In an op-ed piece on the WSJ today, Treasury Secretary Tim Geithner outlines the plan he has for financial institutions’ toxic assets. Last month, the highly anticipated plan for the financial system was met with disappointment as the newly appointed Treasury Secretary failed to avoid generalities. The lack of details on the plan of the secretary saw the the markets drop significantly. Since then, he has been under intense scrutiny from Wall Street for his seemingly inability to hand out a plan to fix the financial system. Today, they get their answer. But whether they will be cheering or booing is still to be seen when the markets open.

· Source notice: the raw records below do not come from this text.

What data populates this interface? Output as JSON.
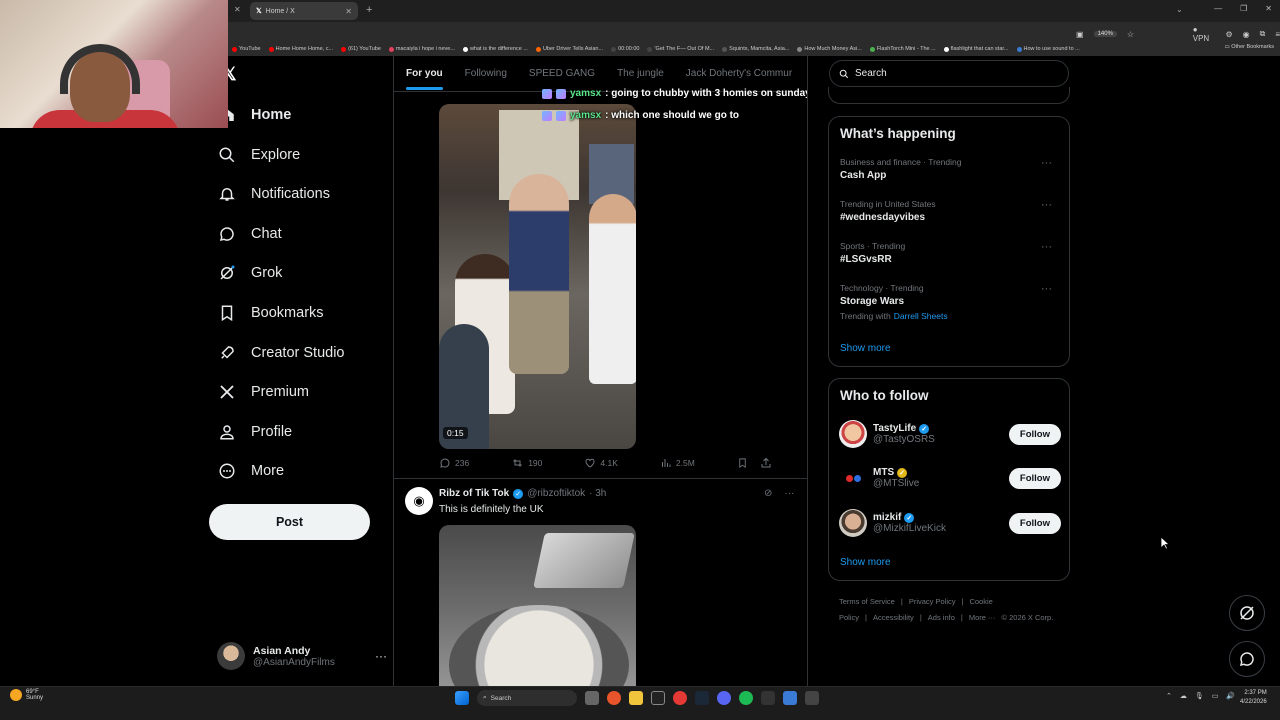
{
  "browser": {
    "tab_title": "Home / X",
    "zoom_level": "140%",
    "vpn_label": "VPN",
    "bookmarks": [
      "YouTube",
      "Home Home Home, c...",
      "(61) YouTube",
      "macaiyla i hope i neve...",
      "what is the difference ...",
      "Uber Driver Tells Asian...",
      "00:00:00",
      "'Get The F— Out Of M...",
      "Squints, Mamcita, Asia...",
      "How Much Money Asi...",
      "FlashTorch Mini - The ...",
      "flashlight that can star...",
      "How to use sound to ..."
    ],
    "other_bookmarks": "Other Bookmarks"
  },
  "nav": {
    "items": [
      {
        "label": "Home",
        "icon": "home-icon"
      },
      {
        "label": "Explore",
        "icon": "search-icon"
      },
      {
        "label": "Notifications",
        "icon": "bell-icon"
      },
      {
        "label": "Chat",
        "icon": "chat-icon"
      },
      {
        "label": "Grok",
        "icon": "grok-icon"
      },
      {
        "label": "Bookmarks",
        "icon": "bookmark-icon"
      },
      {
        "label": "Creator Studio",
        "icon": "rocket-icon"
      },
      {
        "label": "Premium",
        "icon": "x-icon"
      },
      {
        "label": "Profile",
        "icon": "person-icon"
      },
      {
        "label": "More",
        "icon": "more-circle-icon"
      }
    ],
    "post_label": "Post"
  },
  "account": {
    "name": "Asian Andy",
    "handle": "@AsianAndyFilms"
  },
  "feed": {
    "tabs": [
      "For you",
      "Following",
      "SPEED GANG",
      "The jungle",
      "Jack Doherty's Commur"
    ],
    "chat_overlay": [
      {
        "user": "yamsx",
        "message": ": going to chubby with 3 homies on sunday"
      },
      {
        "user": "yamsx",
        "message": ": which one should we go to"
      }
    ],
    "tweet1": {
      "duration": "0:15",
      "replies": "236",
      "reposts": "190",
      "likes": "4.1K",
      "views": "2.5M"
    },
    "tweet2": {
      "name": "Ribz of Tik Tok",
      "handle": "@ribzoftiktok",
      "time": "· 3h",
      "text": "This is definitely the UK"
    }
  },
  "sidebar_right": {
    "search_placeholder": "Search",
    "happening_title": "What’s happening",
    "trends": [
      {
        "category": "Business and finance · Trending",
        "topic": "Cash App"
      },
      {
        "category": "Trending in United States",
        "topic": "#wednesdayvibes"
      },
      {
        "category": "Sports · Trending",
        "topic": "#LSGvsRR"
      },
      {
        "category": "Technology · Trending",
        "topic": "Storage Wars",
        "with_label": "Trending with",
        "with_link": "Darrell Sheets"
      }
    ],
    "show_more": "Show more",
    "who_title": "Who to follow",
    "follow": [
      {
        "name": "TastyLife",
        "handle": "@TastyOSRS",
        "button": "Follow"
      },
      {
        "name": "MTS",
        "handle": "@MTSlive",
        "button": "Follow"
      },
      {
        "name": "mizkif",
        "handle": "@MizkifLiveKick",
        "button": "Follow"
      }
    ],
    "footer": [
      "Terms of Service",
      "|",
      "Privacy Policy",
      "|",
      "Cookie Policy",
      "|",
      "Accessibility",
      "|",
      "Ads info",
      "|",
      "More ···",
      "© 2026 X Corp."
    ]
  },
  "taskbar": {
    "weather_temp": "69°F",
    "weather_desc": "Sunny",
    "search_label": "Search",
    "time": "2:37 PM",
    "date": "4/22/2026"
  },
  "colors": {
    "accent": "#1d9bf0",
    "chat_user": "#5ae38a",
    "gold_check": "#e2b719"
  }
}
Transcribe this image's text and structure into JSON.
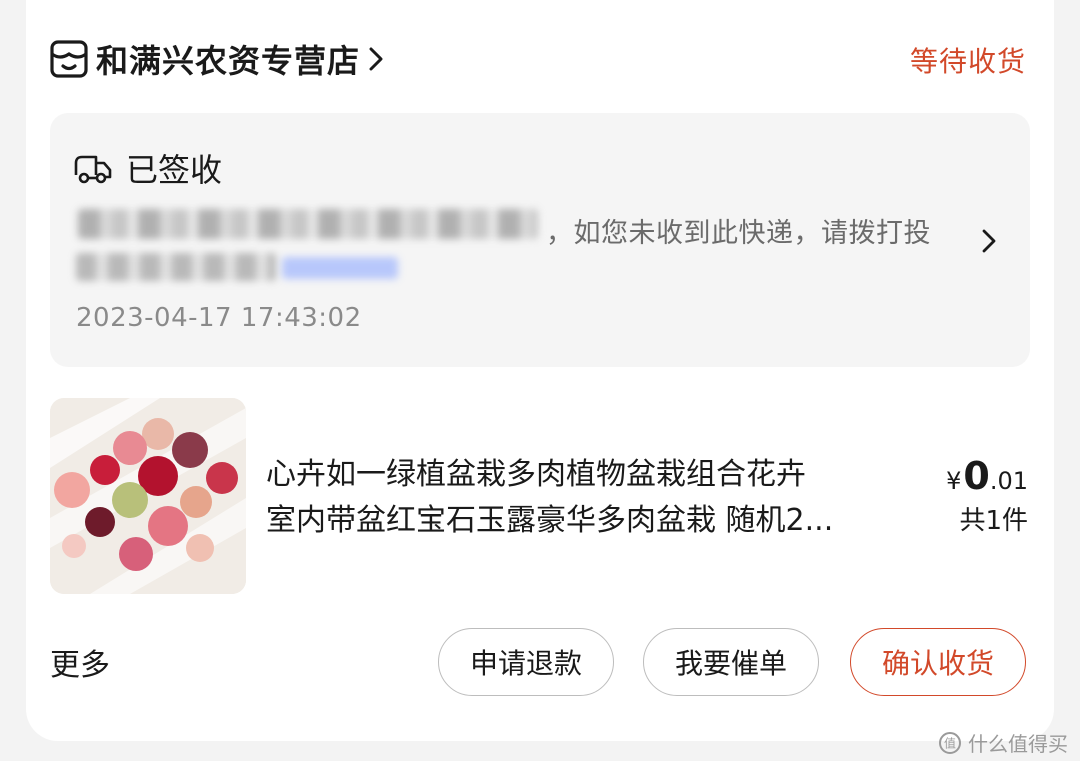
{
  "header": {
    "shop_name": "和满兴农资专营店",
    "order_status": "等待收货"
  },
  "logistics": {
    "status": "已签收",
    "message": "，如您未收到此快递，请拨打投",
    "time": "2023-04-17 17:43:02"
  },
  "product": {
    "title_line1": "心卉如一绿植盆栽多肉植物盆栽组合花卉",
    "title_line2": "室内带盆红宝石玉露豪华多肉盆栽 随机2...",
    "price_currency": "¥",
    "price_int": "0",
    "price_dec": ".01",
    "quantity": "共1件"
  },
  "footer": {
    "more_label": "更多",
    "refund_label": "申请退款",
    "urge_label": "我要催单",
    "confirm_label": "确认收货"
  },
  "watermark": {
    "text": "什么值得买"
  },
  "colors": {
    "accent": "#d2492a",
    "background": "#f3f3f3",
    "card": "#ffffff",
    "panel": "#f5f5f5"
  }
}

The public-private partnership (called Public-Private Investment Program) that was mentioned in Geithner’s plan last month will now be seen in action as the administration sets up fund that will create a market for the toxic assets that have caused immense trouble for the banks. Beginning at $500 billion, this fund can extend to as much a trillion in the future; the amount of the assets burdening the banks are estimated to be in the amount of $2 trillion.
The plan has three key features. First, private investors will have access to capital to be provided by the Treasury as well as loans from the FDIC and the Federal Reserve. The Program also aims to ensure that the risk will be shared with the private entities that will be participating. The secretary hopes huge participation from all types of investors. Finally, private investors will be the one to set the prices for the assets to be purchased in oder to limit the amount of money provided by the government.
Geithner writes that government involvement in this should be in such a way that it doesn’t compromise or effect in any way the participation of the private sector. Going back to the bill that was passed last week and aims to tax bonuses at a rate of 90% , the secretary seems to be warning Congress of proceeding with caution. He also believes that apart from government participation, solution cannot be reached if the private sector were not to take risks.
Read the whole of Geithner’s piece HERE.
This might not be exactly the answer to the biggest question that has been lingering in everyone’s mind, how do we price these assets, but I believe it does bring us a step closer to it. As of this writing, US markets are shaping up to be positive so this could mean that what lies ahead is the approval that Geithner has been waiting for. While the private sector is expected to compete for the prices of the assets, there are a few things that should be noted. For now, I believe there will not be the level of participation the secretary expect. Rather only a few private entities might be willing to participate in the program. Without the knowledge about the real value of the assets, only few could acquire these assets – the big asset managers who have a better understanding of their real worth particularly once the markets start to pick up. The pricing problem remains unsolved but this could at the least help elevate the value of these assets once demand starts (from the big managers) start pouring in.
There also remains the question of the role the Congress will play once this program kicks off. Last week’s action of passing a bill on a whim spook a lot of the investors, leaving them wondering about what other kind of garbage legislation could come out of Washington. In matters like this, only four parties need to be involved: the Treasury, the Fed, the FDIC, and the private sector. With an additional $500bn-$1 trillion of spending, Geithner & Co. might find themselves scrutinized once again particularly by Republicans particularly after the $1.5 trillion addition to the Fed’s balance sheet after it unveiled just last week plans to buy government debt as well as provide funding for the purchase of MBS/ABS.
For now, Geithner could be giving himself some breathing space or it could serve as his permanent life support. Well, it still depends on how well he delivers specifics today.